While Latin America has the second-highest share of total activity composed of retail trades (defined as transfers of under $10,000 USD worth of cryptocurrency), the professional market still accounts for roughly 80% of all volume transferred in a given month.
We spoke with representatives from Hashdex, a cryptocurrency-focused hedge fund headquartered in Brazil, who told us that a desire for potential high yield assets with uncorrelated returns is driving cryptocurrency adoption amongst professional investors, such as those representing pension funds and family offices.
However, similar to other parts of the world, Latin America has a class of quasi-professional investors engaging in significant trading and speculation. Most of these traders prefer to operate on large, international exchanges like Binance, which we see reflected in the table below showing the top five services receiving cryptocurrency from and sending it to Latin America:
Bitso Head of Regulatory Risk Patricia Risso explained to us that many traders will use fiat to buy Bitcoin or stablecoins like Tether from local services or P2P exchanges, and then use those funds as an on-ramp to larger exchanges like Binance, where they can access more trading pairs and greater liquidity. Several other sources confirmed this is a common pattern not just in Latin America, but in other developing regions as well. We believe that this activity makes up a significant share of the stablecoin transfer volume we note elsewhere in this section.
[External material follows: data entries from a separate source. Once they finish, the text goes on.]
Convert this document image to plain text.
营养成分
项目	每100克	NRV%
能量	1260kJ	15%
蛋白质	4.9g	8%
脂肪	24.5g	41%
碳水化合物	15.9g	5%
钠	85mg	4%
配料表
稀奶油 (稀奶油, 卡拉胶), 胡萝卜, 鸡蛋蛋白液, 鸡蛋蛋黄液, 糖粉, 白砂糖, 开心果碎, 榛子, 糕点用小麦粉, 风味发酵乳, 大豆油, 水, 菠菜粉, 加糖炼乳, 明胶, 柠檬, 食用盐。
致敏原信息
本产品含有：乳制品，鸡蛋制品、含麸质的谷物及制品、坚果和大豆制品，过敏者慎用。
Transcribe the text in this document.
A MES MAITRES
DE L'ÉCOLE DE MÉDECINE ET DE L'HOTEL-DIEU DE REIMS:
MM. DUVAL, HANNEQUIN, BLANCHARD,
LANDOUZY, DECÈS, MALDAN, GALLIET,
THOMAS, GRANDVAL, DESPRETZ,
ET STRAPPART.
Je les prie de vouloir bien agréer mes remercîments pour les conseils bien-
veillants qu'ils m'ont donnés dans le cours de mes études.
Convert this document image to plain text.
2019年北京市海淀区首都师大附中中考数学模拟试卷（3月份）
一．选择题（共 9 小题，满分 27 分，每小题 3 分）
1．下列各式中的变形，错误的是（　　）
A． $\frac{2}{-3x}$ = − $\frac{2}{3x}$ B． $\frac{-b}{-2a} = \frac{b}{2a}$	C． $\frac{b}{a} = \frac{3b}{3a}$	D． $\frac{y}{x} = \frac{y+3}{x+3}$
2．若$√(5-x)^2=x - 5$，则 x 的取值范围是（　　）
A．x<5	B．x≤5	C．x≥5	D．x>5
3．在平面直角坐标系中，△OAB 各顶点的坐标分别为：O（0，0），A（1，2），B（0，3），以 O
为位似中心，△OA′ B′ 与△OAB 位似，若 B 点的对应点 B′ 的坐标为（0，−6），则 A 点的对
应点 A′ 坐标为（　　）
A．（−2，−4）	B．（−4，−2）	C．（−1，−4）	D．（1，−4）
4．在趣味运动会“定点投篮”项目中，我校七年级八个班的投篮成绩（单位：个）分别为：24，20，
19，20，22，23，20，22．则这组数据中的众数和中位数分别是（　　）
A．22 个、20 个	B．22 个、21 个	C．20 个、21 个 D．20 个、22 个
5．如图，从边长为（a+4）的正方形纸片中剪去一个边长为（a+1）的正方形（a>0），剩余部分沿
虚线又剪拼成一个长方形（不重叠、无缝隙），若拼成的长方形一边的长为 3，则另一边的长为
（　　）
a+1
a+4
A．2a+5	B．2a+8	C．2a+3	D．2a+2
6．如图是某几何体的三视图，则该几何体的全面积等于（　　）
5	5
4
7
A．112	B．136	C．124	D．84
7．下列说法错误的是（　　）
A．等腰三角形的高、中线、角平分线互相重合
Latin America also has the highest share of cryptocurrency activity made up of transfers to or from criminal entities, making up 2.4% of all the region’s receiving volume moved over the last year and 1.6% of sending volume. 61% of this activity is related to cryptocurrency scams, the largest collecting value from Latin American victims being F2TradingCorp, FXTradingCorp, and WishMoney, which accounted for most of the illicit transfers between July and November 2019 when Latin America crypto crime was at its highest. For the time being though, illicit transfers in Latin America appear to be on a sharp decline.